Лёха, проследив за направлением взгляда, только шире осклабился. Не хищно — доброжелательно. Заинтригованно. Его уже мало что развлекало с высоты одиннадцати классов. Маникюр, видимо, вписался туда по аналогичной причине.

— Это Женька, — кивнул он себе за спину. — Можно просто Дохлый. Или Женёк Дохлый. Из вашей параллели. Никитоса, боюсь, уже знаешь — фамилия Копатель, кстати. Угадай, во что рубились весь четвёртый класс.

— Так из нашей параллели, но весь четвёртый класс — это как?

— Так он позорный второгодник.

Орфей косо глянул на Никиту, который за вскрытые карты лишь закатил глаза и с намёком придвинулся. По крайней мере, намёк разглядел Орфей, выуживая из штанов свою гордость — зиппо с гравировкой ворона. Откинул крышку, предложил огонька.

— Орфей ДеРосс, — отчитался он удивительно ровно, спокойно, не дёрнувшись (а то когда перед зеркалом репетировал — такой кринж, треш и угар…).

— Круто, — сказал Лёха. — У нас за такое на районе пиздят.

— А тебя как?

— Алексей Дрозд.

— Получается, Лёха.

— Получается, что так.

Женёк, только-только пришедший в себя, осоловело моргнул, кругом осмотрел собравшуюся компанию, запинаясь на Орфее — досчитавшись лишнего, — и несмело вытянулся, почти упираясь макушкой в потолок. Блять. Ебать.

Если Никитос никак не отреагировал на фокус с распрямлением, то Лёха счёл необходимым тоже выправить плечи. Зачем-то. Свободного пространства в кабинке стало ещё меньше.

— Привет, — шелестом обмолвился Женя.

Орфей стоически держал его взгляд: нет, Женёк не тянул на жирафа в посудной лавочке, лишь на мимолётное блятьебать — и то удивление, практически осевшее к моменту, когда получилось вычленить скептический вопрос: что за жизнь надо жить, чтобы в его годы заработать настолько дикий сколиоз? Он держался так мелко, так зажато, что напоминал уличный фонарь с поджатыми чугунными лапками. И тут же сбоку рисовался Лёха: на полголовы его ниже, но без труда оттеснивший к стенкам всех, кто до этого стоял ближе к середине. Толчок не в счёт.

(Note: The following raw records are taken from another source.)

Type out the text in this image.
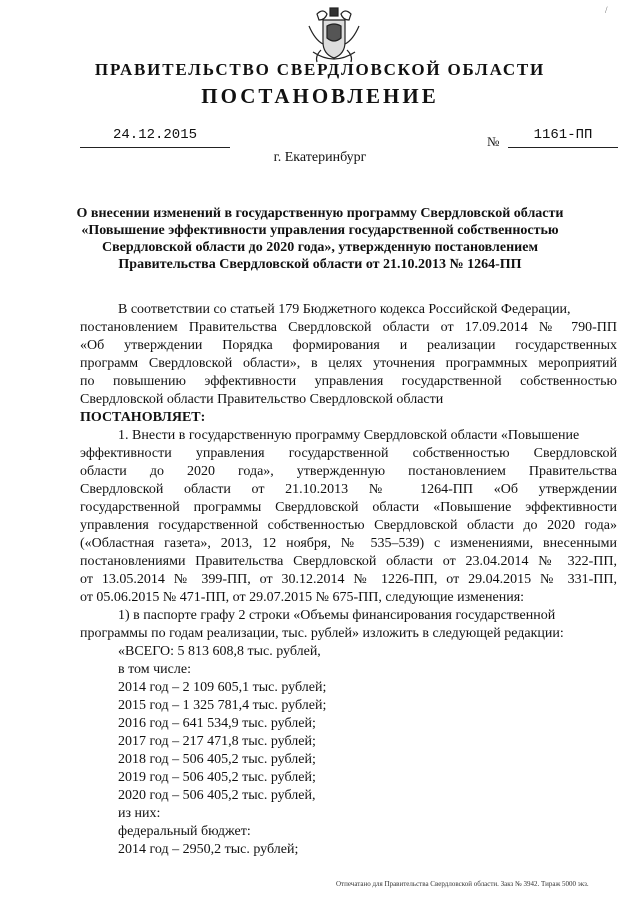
ПРАВИТЕЛЬСТВО СВЕРДЛОВСКОЙ ОБЛАСТИ
ПОСТАНОВЛЕНИЕ
24.12.2015	№	1161-ПП
г. Екатеринбург
О внесении изменений в государственную программу Свердловской области
«Повышение эффективности управления государственной собственностью
Свердловской области до 2020 года», утвержденную постановлением
Правительства Свердловской области от 21.10.2013 № 1264-ПП
В соответствии со статьей 179 Бюджетного кодекса Российской Федерации,
постановлением Правительства Свердловской области от 17.09.2014 № 790-ПП
«Об утверждении Порядка формирования и реализации государственных
программ Свердловской области», в целях уточнения программных мероприятий
по повышению эффективности управления государственной собственностью
Свердловской области Правительство Свердловской области
ПОСТАНОВЛЯЕТ:
1. Внести в государственную программу Свердловской области «Повышение
эффективности управления государственной собственностью Свердловской
области до 2020 года», утвержденную постановлением Правительства
Свердловской области от 21.10.2013 № 1264-ПП «Об утверждении
государственной программы Свердловской области «Повышение эффективности
управления государственной собственностью Свердловской области до 2020 года»
(«Областная газета», 2013, 12 ноября, № 535–539) с изменениями, внесенными
постановлениями Правительства Свердловской области от 23.04.2014 № 322-ПП,
от 13.05.2014 № 399-ПП, от 30.12.2014 № 1226-ПП, от 29.04.2015 № 331-ПП,
от 05.06.2015 № 471-ПП, от 29.07.2015 № 675-ПП, следующие изменения:
1) в паспорте графу 2 строки «Объемы финансирования государственной
программы по годам реализации, тыс. рублей» изложить в следующей редакции:
«ВСЕГО: 5 813 608,8 тыс. рублей,
в том числе:
2014 год – 2 109 605,1 тыс. рублей;
2015 год – 1 325 781,4 тыс. рублей;
2016 год – 641 534,9 тыс. рублей;
2017 год – 217 471,8 тыс. рублей;
2018 год – 506 405,2 тыс. рублей;
2019 год – 506 405,2 тыс. рублей;
2020 год – 506 405,2 тыс. рублей,
из них:
федеральный бюджет:
2014 год – 2950,2 тыс. рублей;
Отпечатано для Правительства Свердловской области. Закз № 3942. Тираж 5000 экз.
/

— Ага. Будешь? — сменил тактику Орфей, чтоб не застопориться на череде идиотских приветствий: достал пачку, проверил — полупустая. Никогда раньше у него не кончались так быстро. «Надо чем-то жертвовать, — решил он, — Особенно в первый день». И выдвинул большим пальцем сигарету.

Женька охотно согнулся до привычных габаритов, на глазах трансформируясь в мальчика-задрота, которым вытирают полы. Эта неудачная мысля так плотно осела в голове, что Орфей не удержался, под её весом поглядывая вниз — и, блятьебать, сюрпризы Женьки преодолели последний кубриковский рубеж. У него был протез. Внатуре протез, как у ветеранов Афганистана: добротный, хардкорно металлический и проглядывающий через укороченную штанину. А ещё сомнительного вида туфли — явно старые, но бережно ношенные — тянущие на ранг говнодавов.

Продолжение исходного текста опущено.